Bev Keane: Well, I suppose it isn't you anymore. Of course, he told us that, didn't he? Jesus himself. He warned us against the scribes, against the priests...I suppose virtue isn't a virtue if it doesn't cost you anything. And it was always going to be this way. You were always going to be the last, the hardest, test of my faith. You.

Riley Flynn: [as Erin is being killed by the angel] So what do you think happens when we die, Erin?

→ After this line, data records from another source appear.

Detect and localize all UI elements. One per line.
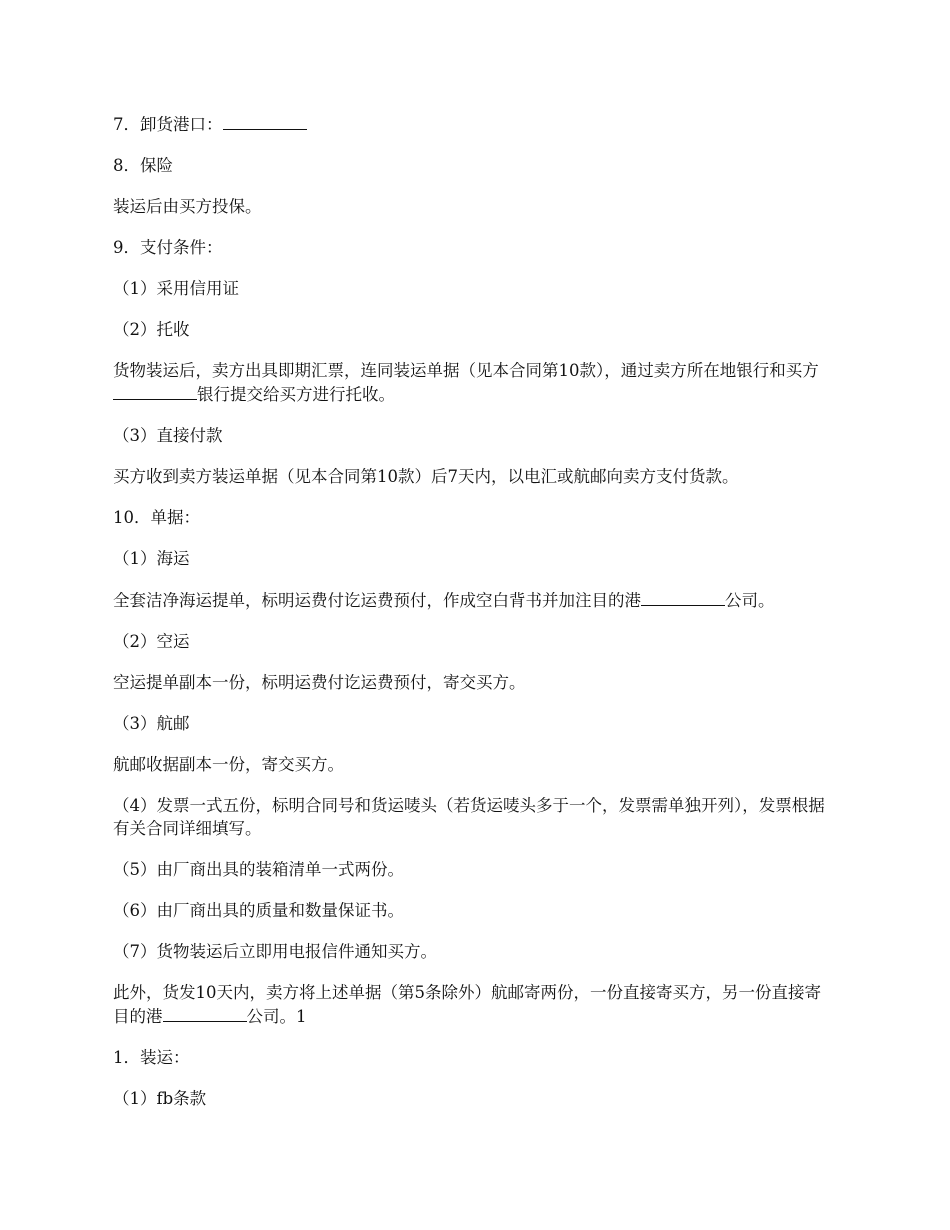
paragraph-text: 全套洁净海运提单，标明运费付讫运费预付，作成空白背书并加注目的港 <box>113 591 641 610</box>
paragraph-p06 <box>113 318 835 341</box>
paragraph-text: 公司。 <box>725 591 775 610</box>
paragraph-text: 9．支付条件： <box>113 238 223 257</box>
paragraph-p21 <box>113 981 835 1028</box>
paragraph-p22 <box>113 1046 835 1069</box>
fill-in-blank <box>223 112 307 130</box>
paragraph-text: （2）空运 <box>113 632 190 651</box>
paragraph-text: （7）货物装运后立即用电报信件通知买方。 <box>113 942 437 961</box>
paragraph-p16 <box>113 753 835 776</box>
paragraph-p04 <box>113 236 835 259</box>
paragraph-p11 <box>113 547 835 570</box>
paragraph-p05 <box>113 277 835 300</box>
fill-in-blank <box>163 1004 247 1022</box>
paragraph-text: （1）采用信用证 <box>113 279 239 298</box>
fill-in-blank <box>113 382 197 400</box>
paragraph-p17 <box>113 794 835 840</box>
paragraph-text: 货物装运后，卖方出具即期汇票，连同装运单据（见本合同第10款），通过卖方所在地银行和买方 <box>113 361 819 380</box>
paragraph-text: 买方收到卖方装运单据（见本合同第10款）后7天内，以电汇或航邮向卖方支付货款。 <box>113 467 739 486</box>
paragraph-text: 8．保险 <box>113 156 173 175</box>
paragraph-p03 <box>113 195 835 218</box>
paragraph-text: （6）由厂商出具的质量和数量保证书。 <box>113 901 404 920</box>
paragraph-text: 银行提交给买方进行托收。 <box>197 385 395 404</box>
paragraph-text: （2）托收 <box>113 320 190 339</box>
paragraph-p15 <box>113 712 835 735</box>
paragraph-text: （1）fb条款 <box>113 1089 207 1108</box>
paragraph-text: （5）由厂商出具的装箱清单一式两份。 <box>113 860 404 879</box>
paragraph-p20 <box>113 940 835 963</box>
paragraph-text: 航邮收据副本一份，寄交买方。 <box>113 755 344 774</box>
paragraph-text: （3）直接付款 <box>113 426 223 445</box>
paragraph-text: 1．装运： <box>113 1048 190 1067</box>
paragraph-p07 <box>113 359 835 406</box>
paragraph-text: 此外，货发10天内，卖方将上述单据（第5条除外）航邮寄两份，一份直接寄买方，另一份直接寄目的港 <box>113 983 821 1026</box>
paragraph-p12 <box>113 588 835 612</box>
paragraph-p10 <box>113 506 835 529</box>
paragraph-p01 <box>113 112 835 136</box>
paragraph-p19 <box>113 899 835 922</box>
paragraph-p23 <box>113 1087 835 1110</box>
paragraph-p18 <box>113 858 835 881</box>
paragraph-text: 公司。1 <box>246 1007 307 1026</box>
paragraph-text: 装运后由买方投保。 <box>113 197 262 216</box>
paragraph-text: （3）航邮 <box>113 714 190 733</box>
paragraph-p09 <box>113 465 835 488</box>
paragraph-text: （4）发票一式五份，标明合同号和货运唛头（若货运唛头多于一个，发票需单独开列），发票根据有关合同详细填写。 <box>113 796 825 838</box>
fill-in-blank <box>641 588 725 606</box>
document-body <box>113 112 835 1128</box>
paragraph-text: 空运提单副本一份，标明运费付讫运费预付，寄交买方。 <box>113 673 526 692</box>
paragraph-p02 <box>113 154 835 177</box>
paragraph-text: （1）海运 <box>113 549 190 568</box>
paragraph-text: 7．卸货港口： <box>113 115 223 134</box>
paragraph-p08 <box>113 424 835 447</box>
paragraph-text: 10．单据： <box>113 508 200 527</box>
paragraph-p13 <box>113 630 835 653</box>
paragraph-p14 <box>113 671 835 694</box>
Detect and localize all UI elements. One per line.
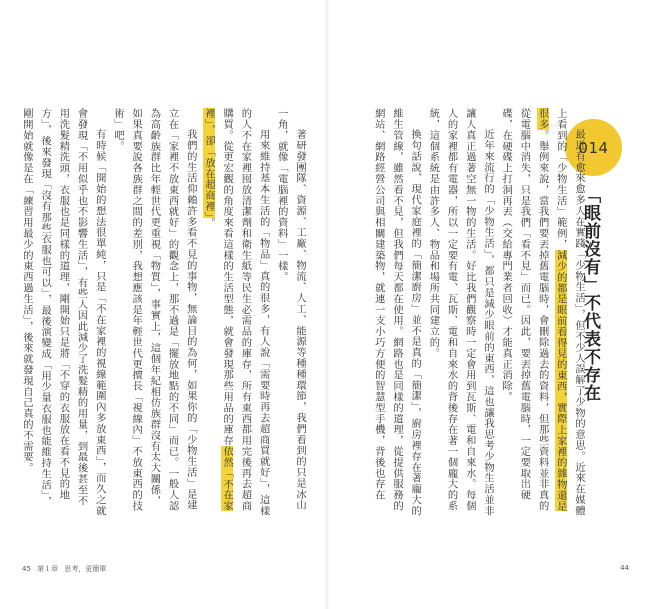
right-page-body <box>347 108 588 516</box>
left-page <box>0 0 327 609</box>
paragraph: 最近有愈來愈多人在實踐「少物生活」，但不少人誤解了少物的意思。近來在媒體上看到的「少物生活」範例，減少的都是眼前看得見的東西，實際上家裡的雜物還是很多。舉例來說，當我們要丟掉舊電腦時，會刪除過去的資料，但那些資料並非真的從電腦中消失，只是我們「看不見」而已。因此，要丟掉舊電腦時，一定要取出硬碟，在硬碟上打洞再丟（交給專門業者回收）才能真正消除。 <box>500 108 585 516</box>
right-folio <box>620 564 629 572</box>
page-number: 45 <box>22 565 31 573</box>
paragraph: 有時候「開始的想法很單純，只是「不在家裡的視線範圍內多放東西」，而久之就會發現「不用似乎也不影響生活」，有些人因此減少了洗髮精的用量，到最後甚至不用洗髮精洗頭，衣服也是同樣的道理，剛開始只是將「不穿的衣服放在看不見的地方」，後來發現「沒有那些衣服也可以」，最後演變成「用少量衣服也能維持生活」，剛開始就像是在「練習用最少的東西過生活」，後來就發現自己真的不需要。 <box>20 108 106 516</box>
chapter-title: 思考，更簡單 <box>64 565 107 573</box>
paragraph: 著研發團隊、資源、工廠、物流、人工、能源等種種環節，我們看到的只是冰山一角，就像「電腦裡的資料」一樣。 <box>275 108 306 511</box>
section-number: 014 <box>578 138 609 157</box>
highlighted-text: 減少的都是眼前看得見的東西，實際上家裡的雜物還是很多 <box>536 108 567 512</box>
paragraph: 用來維持基本生活的「物品」真的很多，有人說「需要時再去超商買就好」，這樣的人不在家裡囤放清潔劑和衛生紙等民生必需品的庫存，所有東西都用完後再去超商購買。從更宏觀的角度來看這樣的生活型態，就會發現那些用品的庫存依然「不在家裡」，卻「放在超商裡」。 <box>202 108 270 516</box>
left-page-body <box>20 108 309 516</box>
paragraph: 近年來流行的「少物生活」，都只是減少眼前的東西，這也讓我思考少物生活並非讓人真正過著空無一物的生活。好比我們觀察時一定會用到瓦斯、電和自來水。每個人的家裡都有電器，所以一定要有電、瓦斯、電和自來水的背後存在著一個龐大的系統，這個系統是由許多人、物品和場所共同建立的。 <box>427 108 494 516</box>
page-number: 44 <box>620 564 629 572</box>
paragraph: 換句話說，現代家庭裡的「簡潔廚房」並不是真的「簡潔」，廚房裡存在著龐大的維生管線，雖然看不見，但我們每天都在使用。網路也是同樣的道理，從提供服務的網站、網路經營公司與相關建築物，就連一支小巧方便的智慧型手機，背後也存在 <box>372 108 422 516</box>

Erin Greene: Speaking for myself?
Riley Flynn: Speaking for yourself.
Erin Greene: Myself. My self. That's the problem. That's the whole problem with the whole thing. That word, "self." That's not the word. That's not right. That isn't. How did I forget that? When did I forget that? [pause] The body stops a cell at a time, but the brain keeps firing those neurons. Little lightning bolts, like fireworks inside, and I thought I'd despair, or feel afraid, but I don't feel any of that, none of it, because I'm too busy. I'm too busy in this moment. Remembering, of course. I remember every atom in my body was forged in a star. This matter, this body, is mostly just empty space after all. And solid matter? It's just energy vibrating very slowly, and there is no me. There never was. The electrons of my body mingle and dance with the electrons of the ground below me and the air. I'm no longer breathing. And I remember there is no point where any of that ends and I begin. I remember I am energy. Not memory. Not self. My name, my personality, my choices, all came after me. I was before them, and I will be after, and everything else is pictures picked up along the way. Fleeting little dreamlets printed on the tissue of my dying brain. And I am lightning that jumps between. I am the energy firing the neurons and I'm returning. Just by remembering, I'm returning home. More galaxies in the universe than grains of sand on the beach. And that's what we're talking about when we say God. The one. The cosmos and its infinite dreams. We are the cosmos dreaming of itself. It's simply a dream that I think is my life, every time. But I'll forget this. I always do. I always forget my dreams. But now, in this split-second, in the moment I remember, the instant I remember, I comprehend everything at once. There is no time. There is no death. Life is a dream. It's a wish...made again, and again, and again, and again, and again, and on into eternity. And I am all of it. I am everything. I am all. I am that I am.